Trump Vetoes NDAA, Declares Provisions against Withdrawing Troops Unconstitutional
Dec. 24, 2020 (EIRNS)—President Donald Trump vetoed the Fiscal Year 2021 National Defense Authorization Act yesterday, setting up override votes in both the House and Senate. Among the provisions that Trump objected to were those restricting the President’s ability to draw down U.S. troops in other countries. “Numerous provisions of the Act directly contradict my Administration’s foreign policy, particularly my efforts to bring our troops home,” Trump said in his veto message.

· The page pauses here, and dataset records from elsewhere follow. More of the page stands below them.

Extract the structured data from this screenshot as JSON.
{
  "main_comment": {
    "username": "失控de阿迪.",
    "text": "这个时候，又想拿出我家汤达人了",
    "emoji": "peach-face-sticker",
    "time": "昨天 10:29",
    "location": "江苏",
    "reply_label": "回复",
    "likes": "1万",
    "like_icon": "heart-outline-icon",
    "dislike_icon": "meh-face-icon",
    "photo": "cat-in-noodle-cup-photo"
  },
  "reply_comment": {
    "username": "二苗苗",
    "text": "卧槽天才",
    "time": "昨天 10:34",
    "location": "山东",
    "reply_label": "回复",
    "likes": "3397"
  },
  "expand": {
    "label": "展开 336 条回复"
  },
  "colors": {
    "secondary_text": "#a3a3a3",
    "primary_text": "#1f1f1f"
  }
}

“I oppose endless wars, as does the American public. Over bipartisan objections, however, this Act purports to restrict the President’s ability to withdraw troops from Afghanistan, Germany, and South Korea. Not only is this bad policy, but it is unconstitutional. Article II of the Constitution makes the President the Commander in Chief of the Army and Navy of the United States and vests in him the executive power.”
Trump also claimed, among other things, that the bill doesn’t hit China and Russia hard enough. He said that “the Act fails to include critical national security measures, includes provisions that fail to respect our veterans and our military’s history, and contradicts efforts by my Administration to put America first in our national security and foreign policy actions. It is a ‘gift’ to China and Russia.”
Trump particularly targeted the failure to include reform of Section 230 of the Communications Decency Act which he called a “very dangerous national security risk,” saying it “facilitates the spread of foreign disinformation online, which is a serious threat to our national security and election integrity.” Trump also objected to including the renaming of bases named after Confederate generals, and limits on the use of military construction funds for responding to national emergencies, referring to funds used to build the wall on the Mexican border.
Leaders of the House and Senate both expect to easily override Trump’s veto as the bill passed in both chambers with large bipartisan majorities. The House has set Dec. 28 for its override vote while the Senate will be back on Dec. 29.